Living Hope is partnering with the International Mission Board and other churches, both in the United States and abroad, to train ministers in trauma care and counseling to help Ukrainian refugees wherever they settle, Burnham said.
Lifeline Children’s Services also is preparing to train Ukrainians, Romanians and other Europeans in trauma-informed care. The work will take the concerted commitment of several gospel-centered and likeminded groups for an extended period, Perez said.
Among Lifeline’s partners are Southern Baptist Send Relief, the Regen Foundation, Heritage Ukraine and the Romania Without Orphans Alliance.
Requires ‘all hands on deck’ approach
Missionaries Madison and Yuriy Perekoity, currently stateside, will return to Europe beginning in late April to train churches and ministers in trauma care for refugees.
“This won’t be a ‘one-person-can-save-the-day’ mentality. This will be the church being the church and working together in unity, an ‘all hands on deck’ approach,” Perez said. “Research shows this could even be a multigenerational recovery.

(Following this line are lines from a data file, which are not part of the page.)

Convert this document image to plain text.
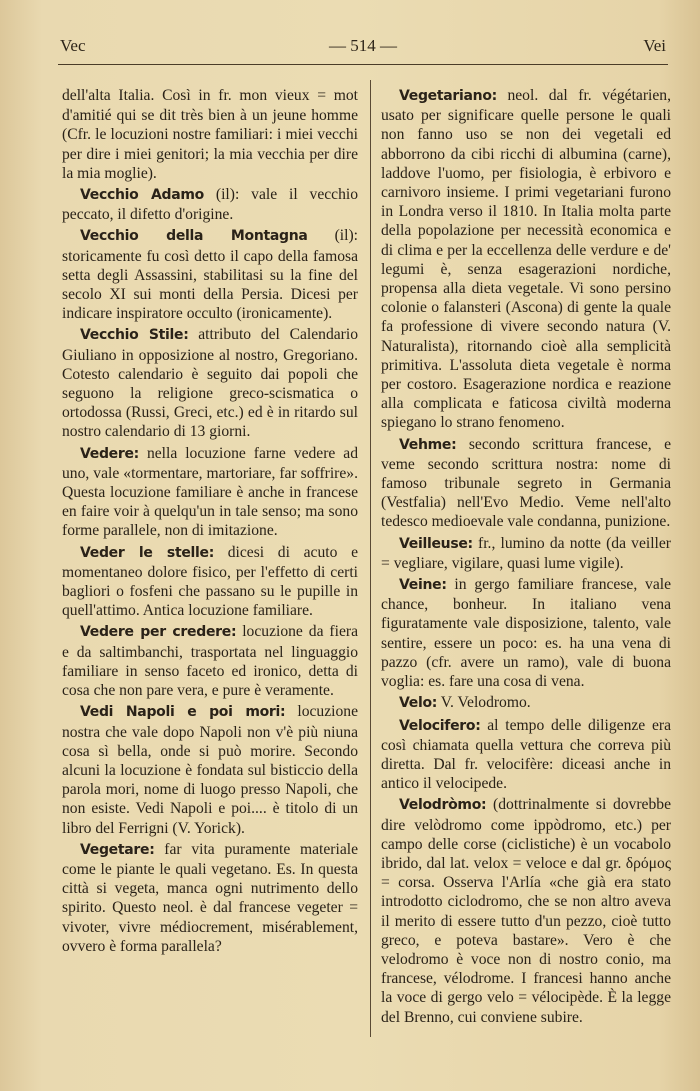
Vec	— 514 —	Vei

dell'alta Italia. Così in fr. mon vieux = mot d'amitié qui se dit très bien à un jeune homme (Cfr. le locuzioni nostre familiari: i miei vecchi per dire i miei genitori; la mia vecchia per dire la mia moglie).

Vecchio Adamo (il): vale il vecchio peccato, il difetto d'origine.

Vecchio della Montagna (il): storicamente fu così detto il capo della famosa setta degli Assassini, stabilitasi su la fine del secolo XI sui monti della Persia. Dicesi per indicare inspiratore occulto (ironicamente).

Vecchio Stile: attributo del Calendario Giuliano in opposizione al nostro, Gregoriano. Cotesto calendario è seguito dai popoli che seguono la religione greco-scismatica o ortodossa (Russi, Greci, etc.) ed è in ritardo sul nostro calendario di 13 giorni.

Vedere: nella locuzione farne vedere ad uno, vale «tormentare, martoriare, far soffrire». Questa locuzione familiare è anche in francese en faire voir à quelqu'un in tale senso; ma sono forme parallele, non di imitazione.

Veder le stelle: dicesi di acuto e momentaneo dolore fisico, per l'effetto di certi bagliori o fosfeni che passano su le pupille in quell'attimo. Antica locuzione familiare.

Vedere per credere: locuzione da fiera e da saltimbanchi, trasportata nel linguaggio familiare in senso faceto ed ironico, detta di cosa che non pare vera, e pure è veramente.

Vedi Napoli e poi mori: locuzione nostra che vale dopo Napoli non v'è più niuna cosa sì bella, onde si può morire. Secondo alcuni la locuzione è fondata sul bisticcio della parola mori, nome di luogo presso Napoli, che non esiste. Vedi Napoli e poi.... è titolo di un libro del Ferrigni (V. Yorick).

Vegetare: far vita puramente materiale come le piante le quali vegetano. Es. In questa città si vegeta, manca ogni nutrimento dello spirito. Questo neol. è dal francese vegeter = vivoter, vivre médiocrement, misérablement, ovvero è forma parallela?

Vegetariano: neol. dal fr. végétarien, usato per significare quelle persone le quali non fanno uso se non dei vegetali ed abborrono da cibi ricchi di albumina (carne), laddove l'uomo, per fisiologia, è erbivoro e carnivoro insieme. I primi vegetariani furono in Londra verso il 1810. In Italia molta parte della popolazione per necessità economica e di clima e per la eccellenza delle verdure e de' legumi è, senza esagerazioni nordiche, propensa alla dieta vegetale. Vi sono persino colonie o falansteri (Ascona) di gente la quale fa professione di vivere secondo natura (V. Naturalista), ritornando cioè alla semplicità primitiva. L'assoluta dieta vegetale è norma per costoro. Esagerazione nordica e reazione alla complicata e faticosa civiltà moderna spiegano lo strano fenomeno.

Vehme: secondo scrittura francese, e veme secondo scrittura nostra: nome di famoso tribunale segreto in Germania (Vestfalia) nell'Evo Medio. Veme nell'alto tedesco medioevale vale condanna, punizione.

Veilleuse: fr., lumino da notte (da veiller = vegliare, vigilare, quasi lume vigile).

Veine: in gergo familiare francese, vale chance, bonheur. In italiano vena figuratamente vale disposizione, talento, vale sentire, essere un poco: es. ha una vena di pazzo (cfr. avere un ramo), vale di buona voglia: es. fare una cosa di vena.

Velo: V. Velodromo.

Velocifero: al tempo delle diligenze era così chiamata quella vettura che correva più diretta. Dal fr. velocifère: diceasi anche in antico il velocipede.

Velodròmo: (dottrinalmente si dovrebbe dire velòdromo come ippòdromo, etc.) per campo delle corse (ciclistiche) è un vocabolo ibrido, dal lat. velox = veloce e dal gr. δρόμος = corsa. Osserva l'Arlía «che già era stato introdotto ciclodromo, che se non altro aveva il merito di essere tutto d'un pezzo, cioè tutto greco, e poteva bastare». Vero è che velodromo è voce non di nostro conio, ma francese, vélodrome. I francesi hanno anche la voce di gergo velo = vélocipède. È la legge del Brenno, cui conviene subire.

We’re looking at long-term. We don’t want to just come in in this moment. … Our heart is definitely going to be to walk alongside long-term.”
Rick Morton, Lifeline’s vice president of engagement, said bringing trauma informed care resources to families and churches ministering to children has long been part of Lifeline’s necessary work.
“We’re taking what we’ve learned in all the years of working in trauma and adapting some of those materials and some of that training, and will begin to deploy that in Romania,” Morton said.
Vulnerable to post-traumatic stress disorder, refugees typically have lost a sense of felt safety and can become vulnerable in looking for ways to cope, Perez said. Refugees can face lingering challenges that expose them to such ills as exploitation, substance abuse and spousal abuse.
“I would only imagine it would be a natural human response to turn towards anything you can to kind of decrease the stress, which ultimately increases the stress,” Perez said. “If we’re not pointing them to the true hope, the true healer, the true provider of their needs, it’s natural human instinct unfortunately to seek out those resources to help us try to calm down.
“Everyone’s more vulnerable and when people are more vulnerable, that’s when we see some exploitation happening,” she said. “I’ve already been reading some articles about how young girls at the borders, when they’re leaving Ukraine, some not great people are waiting for them, to take advantage.”
Burnham found opportunities to share the gospel during his factfinding trip, receiving “every response you would typically get in the States,” he said. “Some are excited to hear it, some are reserved, and some don’t want to listen.”
He implores Americans to learn to share the gospel now, in order to be prepared when God allows them to meet refugees in need of good news.
“Learn how to share the gospel and make disciples in the States,” Burnham said, “so they’re ready to do it when God sends them somewhere else.”